Dida Sampaio/Estadão
Dida Sampaio/Estadão

Eliseu diz que 'é um juízo personalíssimo' de Dilma achar que Cunha atrapalha governo Temer

Na última quarta-feira, 29, em entrevista ao Jornal do SBT, a presidente afastada criticou o encontro entre Temer e Cunha e disse que o deputado peemedebista representa uma ameaça 'integral' ao governo interino

Carla Araújo, Bernardo Caram e Tânia Monteiro, O Estado de S.Paulo

30 de junho de 2016 | 14h30

BRASÍLIA - O ministro da Casa Civil, Eliseu Padilha, evitou comentar as declarações da presidente afastada Dilma Rousseff de que o presidente afastado da Câmara, Eduardo Cunha, atrapalha o governo em exercício de Michel Temer. "É um juízo personalíssimo de Dilma. Só ela pode explicar", afirmou, em coletiva ao lado dos ministros Henrique Meirelles (Fazenda) e Dyogo Oliveira (Planejamento), após cerimônia de Temer com empresários no Palácio do Planalto.

Na última quarta-feira, 29, em entrevista ao Jornal do SBT, Dilma criticou o encontro entre Temer e Cunha e disse o presidente afastado da Câmara representa uma ameaça "integral" e "em todos os sentidos" ao governo interino. "Domingo passado o senhor Eduardo Cunha foi visitar o senhor presidente interino e provisório no Jaburu, não trataram de futebol certamente, agora trataram de questões que dizem respeito à governabilidade do País", disse. Interlocutores de Temer confirmam o encontro e dizem que Cunha foi ao Jaburu sem avisar. Já o presidente afastado da Câmara nega que tenha estado com Temer.

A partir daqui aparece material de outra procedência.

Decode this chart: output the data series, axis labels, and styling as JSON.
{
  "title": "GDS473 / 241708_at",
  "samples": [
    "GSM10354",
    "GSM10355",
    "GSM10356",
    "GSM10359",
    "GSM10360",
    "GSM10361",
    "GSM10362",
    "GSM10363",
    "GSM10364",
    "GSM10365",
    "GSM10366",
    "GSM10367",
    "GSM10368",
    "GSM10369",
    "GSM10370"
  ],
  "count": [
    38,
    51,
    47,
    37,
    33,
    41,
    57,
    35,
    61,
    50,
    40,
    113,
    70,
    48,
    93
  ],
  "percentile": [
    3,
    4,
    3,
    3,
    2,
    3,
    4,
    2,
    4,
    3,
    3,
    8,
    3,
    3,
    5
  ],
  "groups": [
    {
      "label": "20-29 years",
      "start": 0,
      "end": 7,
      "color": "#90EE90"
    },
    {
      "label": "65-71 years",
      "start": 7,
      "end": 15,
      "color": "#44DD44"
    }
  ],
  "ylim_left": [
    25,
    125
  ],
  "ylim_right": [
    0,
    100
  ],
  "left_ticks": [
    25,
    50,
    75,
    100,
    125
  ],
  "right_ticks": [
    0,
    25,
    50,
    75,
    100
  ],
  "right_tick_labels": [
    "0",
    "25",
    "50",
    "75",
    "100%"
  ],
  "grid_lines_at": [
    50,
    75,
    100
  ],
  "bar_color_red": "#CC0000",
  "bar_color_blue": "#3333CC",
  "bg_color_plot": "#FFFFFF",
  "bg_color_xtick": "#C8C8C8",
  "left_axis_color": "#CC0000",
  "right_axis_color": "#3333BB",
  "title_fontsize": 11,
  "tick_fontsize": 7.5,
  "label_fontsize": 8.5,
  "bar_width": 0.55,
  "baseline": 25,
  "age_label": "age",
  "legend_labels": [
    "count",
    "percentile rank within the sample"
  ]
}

Segundo Dilma, mesmo que Cunha escape do processo de cassação é difícil acreditar que ele perderá sua influência na Câmara e no governo Temer. "Será que ele escapando ou não perderá o controle que tem sobre uma parte da Câmara? Ele deixará de ter sido o grande fiador desse impeachment? Deixará de exercer (influência) sobre todo o governo provisório?", disse. Questionada se acreditava que Cunha era uma ameaça ao governo Temer respondeu: "integral e em todos os sentidos".

Depoimento. Após a resposta, Padilha deixou a coletiva, que ainda estava em andamento. O ministro será ouvido às 14 horas pela Justiça Federal, dentro de uma ação civil pública de improbidade em que ele figura como réu. A ação de autoria do Ministério Público Federal (MPF) de Canoas, no Rio Grande do Sul, questiona a atuação de duas empresas ligadas a Padilha em contratos firmados com a Comunidade Evangélica Luterana São Paulo (Celsp), mantenedora da Universidade Luterana do Brasil (Ulbra). O depoimento deve acontecer por videoconferência.